Our willingness to protect our privacy, usually at some cost, reasonably rises and falls with how likely we think it is that our privacy will be invaded. If you suspected someone was stalking you, you might take pains to keep your windows covered, even – or especially – when you were at home. But under normal conditions, you’d be more likely to leave the curtains open sometimes. Other than a stalker, who would even be looking in your windows, and who really cares if they do? At home with open windows and no suspected stalker, it’s statistically reasonable to feel a limited sense of privacy, even if that privacy could theoretically be violated. It’s the same for the trash you’ve put out for collection: Probably not a reasonable source of worry if you don’t have a stalker, but a definite privacy vulnerability if you do.

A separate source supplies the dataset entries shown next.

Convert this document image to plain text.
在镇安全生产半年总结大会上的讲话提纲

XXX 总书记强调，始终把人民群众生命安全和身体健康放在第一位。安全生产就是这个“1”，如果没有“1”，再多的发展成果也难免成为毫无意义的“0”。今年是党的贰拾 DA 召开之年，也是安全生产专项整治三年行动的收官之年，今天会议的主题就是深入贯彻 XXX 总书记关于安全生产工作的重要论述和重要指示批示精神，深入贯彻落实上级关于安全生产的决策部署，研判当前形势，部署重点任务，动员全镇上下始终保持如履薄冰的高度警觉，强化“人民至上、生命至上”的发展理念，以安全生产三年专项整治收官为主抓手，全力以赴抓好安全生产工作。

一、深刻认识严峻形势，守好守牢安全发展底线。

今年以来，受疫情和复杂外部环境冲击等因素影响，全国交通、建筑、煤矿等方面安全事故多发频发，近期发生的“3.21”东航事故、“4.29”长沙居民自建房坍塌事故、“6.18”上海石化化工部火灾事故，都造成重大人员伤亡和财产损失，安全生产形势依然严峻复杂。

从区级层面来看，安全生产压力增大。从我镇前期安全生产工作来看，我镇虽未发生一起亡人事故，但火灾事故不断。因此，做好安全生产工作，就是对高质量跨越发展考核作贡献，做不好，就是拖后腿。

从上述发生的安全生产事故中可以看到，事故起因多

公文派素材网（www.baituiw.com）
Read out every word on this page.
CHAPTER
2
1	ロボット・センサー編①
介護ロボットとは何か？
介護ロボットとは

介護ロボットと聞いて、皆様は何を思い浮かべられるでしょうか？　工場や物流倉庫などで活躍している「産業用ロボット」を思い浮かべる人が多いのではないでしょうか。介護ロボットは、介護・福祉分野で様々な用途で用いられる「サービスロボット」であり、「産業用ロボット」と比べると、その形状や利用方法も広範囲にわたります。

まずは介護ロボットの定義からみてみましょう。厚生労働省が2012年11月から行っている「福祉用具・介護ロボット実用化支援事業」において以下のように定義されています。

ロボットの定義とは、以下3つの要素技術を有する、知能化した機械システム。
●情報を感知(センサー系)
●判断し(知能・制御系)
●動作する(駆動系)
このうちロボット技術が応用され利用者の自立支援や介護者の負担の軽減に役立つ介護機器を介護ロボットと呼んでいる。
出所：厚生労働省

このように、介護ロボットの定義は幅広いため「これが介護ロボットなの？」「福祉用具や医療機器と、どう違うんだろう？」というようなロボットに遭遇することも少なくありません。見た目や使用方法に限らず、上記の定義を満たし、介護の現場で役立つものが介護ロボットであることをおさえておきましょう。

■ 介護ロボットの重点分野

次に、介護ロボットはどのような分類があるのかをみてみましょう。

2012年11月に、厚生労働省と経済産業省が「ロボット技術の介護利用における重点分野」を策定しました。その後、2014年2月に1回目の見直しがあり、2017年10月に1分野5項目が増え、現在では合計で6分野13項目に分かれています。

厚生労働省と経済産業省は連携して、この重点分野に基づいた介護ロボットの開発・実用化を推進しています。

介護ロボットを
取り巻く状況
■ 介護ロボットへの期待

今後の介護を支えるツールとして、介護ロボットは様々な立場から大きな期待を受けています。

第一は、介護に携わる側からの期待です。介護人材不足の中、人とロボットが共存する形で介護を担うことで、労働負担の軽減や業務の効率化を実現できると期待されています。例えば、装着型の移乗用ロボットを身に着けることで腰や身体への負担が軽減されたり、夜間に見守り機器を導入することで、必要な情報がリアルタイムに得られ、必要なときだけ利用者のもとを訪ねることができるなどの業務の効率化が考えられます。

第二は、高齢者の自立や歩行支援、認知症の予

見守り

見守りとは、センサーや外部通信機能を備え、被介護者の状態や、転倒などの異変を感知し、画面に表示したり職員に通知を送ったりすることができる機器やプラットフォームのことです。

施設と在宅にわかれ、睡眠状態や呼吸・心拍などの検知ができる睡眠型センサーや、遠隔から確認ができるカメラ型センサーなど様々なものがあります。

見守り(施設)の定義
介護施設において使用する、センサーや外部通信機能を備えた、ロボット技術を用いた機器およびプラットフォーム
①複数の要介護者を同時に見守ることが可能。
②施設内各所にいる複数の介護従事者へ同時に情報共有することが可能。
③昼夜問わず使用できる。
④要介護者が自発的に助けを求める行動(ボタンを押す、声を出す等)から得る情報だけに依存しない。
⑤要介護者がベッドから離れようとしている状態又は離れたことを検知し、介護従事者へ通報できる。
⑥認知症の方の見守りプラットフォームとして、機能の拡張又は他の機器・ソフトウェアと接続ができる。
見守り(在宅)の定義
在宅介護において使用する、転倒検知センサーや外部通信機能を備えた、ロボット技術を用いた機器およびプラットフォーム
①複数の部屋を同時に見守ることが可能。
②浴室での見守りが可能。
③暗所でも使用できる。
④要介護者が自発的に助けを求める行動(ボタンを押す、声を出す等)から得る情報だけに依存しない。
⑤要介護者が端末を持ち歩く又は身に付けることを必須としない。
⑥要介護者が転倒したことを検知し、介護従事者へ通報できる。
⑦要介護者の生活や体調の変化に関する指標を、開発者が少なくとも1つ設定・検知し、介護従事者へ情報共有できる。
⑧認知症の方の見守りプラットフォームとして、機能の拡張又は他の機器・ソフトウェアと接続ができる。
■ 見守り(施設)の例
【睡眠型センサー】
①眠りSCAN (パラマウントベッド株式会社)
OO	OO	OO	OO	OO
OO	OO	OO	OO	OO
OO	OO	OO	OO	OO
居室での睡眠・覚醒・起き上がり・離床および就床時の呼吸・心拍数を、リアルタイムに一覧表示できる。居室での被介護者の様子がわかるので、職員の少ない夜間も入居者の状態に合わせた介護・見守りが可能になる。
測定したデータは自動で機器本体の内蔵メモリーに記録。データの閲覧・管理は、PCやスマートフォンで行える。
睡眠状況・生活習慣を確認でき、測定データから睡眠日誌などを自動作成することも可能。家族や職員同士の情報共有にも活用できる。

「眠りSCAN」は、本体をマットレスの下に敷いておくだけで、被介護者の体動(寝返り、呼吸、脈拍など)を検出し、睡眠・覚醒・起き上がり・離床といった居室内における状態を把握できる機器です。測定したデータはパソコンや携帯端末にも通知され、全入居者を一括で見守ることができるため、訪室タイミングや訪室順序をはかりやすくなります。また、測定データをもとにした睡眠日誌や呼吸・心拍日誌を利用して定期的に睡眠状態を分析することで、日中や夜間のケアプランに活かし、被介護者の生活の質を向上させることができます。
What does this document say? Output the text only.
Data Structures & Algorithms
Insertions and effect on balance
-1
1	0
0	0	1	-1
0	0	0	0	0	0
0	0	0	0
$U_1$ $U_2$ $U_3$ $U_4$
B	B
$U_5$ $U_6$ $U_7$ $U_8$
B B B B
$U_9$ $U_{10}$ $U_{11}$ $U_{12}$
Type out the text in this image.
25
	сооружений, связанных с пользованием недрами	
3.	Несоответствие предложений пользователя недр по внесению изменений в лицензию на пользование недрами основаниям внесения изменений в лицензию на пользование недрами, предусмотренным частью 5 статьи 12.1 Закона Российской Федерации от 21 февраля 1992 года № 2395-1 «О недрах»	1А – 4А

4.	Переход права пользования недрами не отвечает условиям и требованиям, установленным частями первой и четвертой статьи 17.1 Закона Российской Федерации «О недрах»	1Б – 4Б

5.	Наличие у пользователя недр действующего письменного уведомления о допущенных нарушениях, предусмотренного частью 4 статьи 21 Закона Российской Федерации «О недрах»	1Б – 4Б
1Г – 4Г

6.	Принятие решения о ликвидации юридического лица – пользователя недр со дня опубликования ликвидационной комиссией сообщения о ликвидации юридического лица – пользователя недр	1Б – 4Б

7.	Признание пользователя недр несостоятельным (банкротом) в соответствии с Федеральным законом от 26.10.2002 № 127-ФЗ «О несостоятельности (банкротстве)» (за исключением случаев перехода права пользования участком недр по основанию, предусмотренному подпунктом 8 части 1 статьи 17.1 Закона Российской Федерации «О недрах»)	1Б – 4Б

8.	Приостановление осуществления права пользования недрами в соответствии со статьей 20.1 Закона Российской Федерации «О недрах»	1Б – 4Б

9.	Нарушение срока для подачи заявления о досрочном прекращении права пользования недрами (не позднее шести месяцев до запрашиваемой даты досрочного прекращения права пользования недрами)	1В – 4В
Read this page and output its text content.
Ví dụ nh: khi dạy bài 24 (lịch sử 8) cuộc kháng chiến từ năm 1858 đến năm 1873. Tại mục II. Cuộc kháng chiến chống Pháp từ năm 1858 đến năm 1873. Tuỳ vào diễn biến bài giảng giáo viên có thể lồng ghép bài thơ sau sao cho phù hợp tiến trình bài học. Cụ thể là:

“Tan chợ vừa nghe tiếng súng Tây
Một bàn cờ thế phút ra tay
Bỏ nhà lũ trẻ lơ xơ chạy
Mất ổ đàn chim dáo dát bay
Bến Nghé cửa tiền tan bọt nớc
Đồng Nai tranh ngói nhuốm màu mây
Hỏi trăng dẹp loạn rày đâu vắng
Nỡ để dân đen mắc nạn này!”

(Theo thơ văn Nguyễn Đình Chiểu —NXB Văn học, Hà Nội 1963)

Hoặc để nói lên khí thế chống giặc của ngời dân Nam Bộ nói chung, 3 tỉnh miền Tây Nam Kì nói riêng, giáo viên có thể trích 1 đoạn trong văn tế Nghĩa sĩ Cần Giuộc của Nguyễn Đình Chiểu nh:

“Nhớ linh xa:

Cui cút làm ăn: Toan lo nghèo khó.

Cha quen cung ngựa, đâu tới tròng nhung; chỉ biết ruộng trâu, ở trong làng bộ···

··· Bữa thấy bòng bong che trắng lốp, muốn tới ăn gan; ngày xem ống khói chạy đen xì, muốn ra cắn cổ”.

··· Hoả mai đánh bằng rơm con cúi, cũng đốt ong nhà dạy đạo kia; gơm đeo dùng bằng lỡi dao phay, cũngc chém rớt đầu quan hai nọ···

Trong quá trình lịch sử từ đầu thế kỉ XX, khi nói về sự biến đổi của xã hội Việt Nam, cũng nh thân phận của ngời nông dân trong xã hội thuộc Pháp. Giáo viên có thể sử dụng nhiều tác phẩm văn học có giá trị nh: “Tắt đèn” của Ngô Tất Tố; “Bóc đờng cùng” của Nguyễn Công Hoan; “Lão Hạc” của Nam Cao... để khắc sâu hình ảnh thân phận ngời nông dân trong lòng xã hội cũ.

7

Although Carpenter isn’t understood to apply outside the digital world, the same concerns that support a digital exception to standard Fourth Amendment principles arise in the context of ordinary curbside trash. As the Oregon reporters’ escapades illustrated, the same categories of intimate life details – perhaps harmless but definitely still private – can be gleaned from your trash bags as can be collected from your phone, depending on which apps you’ve downloaded and how they approach permissions. Where you eat and what you order. Where you shop and what you buy. Who your friends are. What you read. What organizations you associate with or support financially. Your vices, your health problems. If family members live with you, the same goes for them.
They’re the same concerns Judge Wilkinson hints at when considering the private nature of trash in Lyles. Yes, we’ve effectively “abandoned” our trash, perhaps even to public property near the road. But as Justice Brennan rightly declared in his Greenwood dissent, ”[s]crutiny of another’s trash is contrary to commonly accepted notions of civilized behavior.” Put differently, just because someone is technically or legally able to invade our privacy does not mean that we should expect them to do so. Without explicitly contradicting Greenwood, Wilkinson seems to be on the same page:
The fact that someone wishes to dispose of something does not mean he intends all others to have access to it. One need only imagine the discomfort of watching a neighbor or stranger sift through trash bags recently left at the curb.
It’s similar to the discomfort I’d have if I left my phone unlocked and then saw someone poking around on my homescreen. Although Lyles doesn’t mention Carpenter or analogize to smartphones, it seems significant to me that the 4th Circuit has taken the case as an opportunity to observe that, when it comes to trash, there’s a rather stark mismatch between what Fourth Amendment jurisprudence says is reasonable and what ordinary people believe is reasonable.
In Carpenter, the Court said that smartphones were indispensable to participation in modern society. Do they feel the same way about residential trash collection?